Razan AlSalah is a Palestinian artist and teacher based in Tiotiake/Montreal. Her films work with the material aesthetics of disappearance of indigenous bodies, narratives and histories in colonial image worlds. Her moving images are both ghostly trespasses and seeping ruptures of the colonial image, that functions as another border, another wall. She thnks of her creative process as a collective recollection in a circle of relations with each other -and the unknown. Her films have screened at Cinema Days Palestine (Sunbird Award for Best Short 2017), RIDM (Best National Short or Medium Length Film 2024), Singapore, Yebisu, Valdivia, Melbourne, Glasgow and Beirut International, Gabes Cinema Fen, Prismatic Ground, Blackstar, doc Lisboa, FID Marseille, Open City Docs, Instants Video, among others.
Batool Elhennawy is an artist and cultural programmer. She studied painting at the Faculty of Fine Arts, Helwan University.
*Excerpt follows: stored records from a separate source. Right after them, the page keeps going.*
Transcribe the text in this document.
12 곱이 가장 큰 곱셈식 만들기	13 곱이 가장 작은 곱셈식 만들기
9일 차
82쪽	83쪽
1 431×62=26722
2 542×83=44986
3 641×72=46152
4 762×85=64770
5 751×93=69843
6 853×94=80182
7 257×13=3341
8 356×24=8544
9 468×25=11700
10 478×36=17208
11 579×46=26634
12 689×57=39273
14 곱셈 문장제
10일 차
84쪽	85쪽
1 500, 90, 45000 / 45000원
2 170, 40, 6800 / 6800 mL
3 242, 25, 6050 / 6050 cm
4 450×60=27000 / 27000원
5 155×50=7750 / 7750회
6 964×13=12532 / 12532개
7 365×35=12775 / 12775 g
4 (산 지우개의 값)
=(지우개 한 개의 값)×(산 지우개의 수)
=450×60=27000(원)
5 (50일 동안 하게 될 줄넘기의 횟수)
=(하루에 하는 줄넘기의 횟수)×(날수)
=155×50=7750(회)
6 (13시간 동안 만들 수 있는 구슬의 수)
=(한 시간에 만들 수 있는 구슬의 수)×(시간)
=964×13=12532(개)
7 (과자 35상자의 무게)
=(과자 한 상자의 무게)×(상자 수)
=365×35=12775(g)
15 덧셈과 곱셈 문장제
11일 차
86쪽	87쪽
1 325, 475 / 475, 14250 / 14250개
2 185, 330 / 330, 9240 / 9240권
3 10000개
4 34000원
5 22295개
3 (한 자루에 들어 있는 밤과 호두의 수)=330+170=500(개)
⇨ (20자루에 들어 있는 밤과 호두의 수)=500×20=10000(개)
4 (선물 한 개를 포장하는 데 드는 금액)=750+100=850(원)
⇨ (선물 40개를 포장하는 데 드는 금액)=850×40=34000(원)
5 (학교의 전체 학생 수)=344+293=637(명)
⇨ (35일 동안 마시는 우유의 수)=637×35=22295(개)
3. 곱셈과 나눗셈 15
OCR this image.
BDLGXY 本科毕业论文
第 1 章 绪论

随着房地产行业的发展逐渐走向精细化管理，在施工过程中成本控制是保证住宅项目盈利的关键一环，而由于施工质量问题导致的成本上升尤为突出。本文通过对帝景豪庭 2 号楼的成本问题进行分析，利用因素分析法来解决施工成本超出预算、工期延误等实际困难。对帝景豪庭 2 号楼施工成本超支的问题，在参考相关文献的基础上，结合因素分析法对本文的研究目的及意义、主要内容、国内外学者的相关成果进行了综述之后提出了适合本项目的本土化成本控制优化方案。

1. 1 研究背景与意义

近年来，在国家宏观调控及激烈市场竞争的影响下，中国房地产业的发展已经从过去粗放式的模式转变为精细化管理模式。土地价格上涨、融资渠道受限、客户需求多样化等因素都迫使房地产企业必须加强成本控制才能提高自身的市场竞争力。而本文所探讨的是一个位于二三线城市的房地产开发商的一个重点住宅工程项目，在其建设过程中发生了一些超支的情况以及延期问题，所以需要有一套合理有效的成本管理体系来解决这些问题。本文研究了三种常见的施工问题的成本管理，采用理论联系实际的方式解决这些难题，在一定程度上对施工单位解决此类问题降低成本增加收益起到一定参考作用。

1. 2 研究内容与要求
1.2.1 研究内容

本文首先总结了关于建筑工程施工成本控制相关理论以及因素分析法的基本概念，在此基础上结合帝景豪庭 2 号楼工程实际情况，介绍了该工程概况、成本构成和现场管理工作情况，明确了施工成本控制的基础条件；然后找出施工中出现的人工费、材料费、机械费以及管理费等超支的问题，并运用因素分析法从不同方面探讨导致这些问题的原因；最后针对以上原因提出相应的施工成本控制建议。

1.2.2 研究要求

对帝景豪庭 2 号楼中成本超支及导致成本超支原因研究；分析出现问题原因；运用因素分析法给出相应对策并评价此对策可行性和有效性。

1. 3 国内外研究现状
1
She worked with the Cairo Institute for Arts and Sciences in Cairo and Alexandria, as well as doing research for art and culture institutions and projects. She participated in Spring Sessions residency (2017), The Lab Residency (2019) at Darat al Funun, Amman, Jordan, and Arriving Elsewhere (2019) in Wadi Rum, Jordan, PS: Communitism (2023) in Athens, where she developed and exhibited work, and co-curated After Hours residency (2020) at Darat al Funun. She is currently working as a programmer at Contemporary Image Collective (CIC). Her practice revolves around working with theory to find starting points for projects that might take on other forms, with a focus on text, and (moving) image.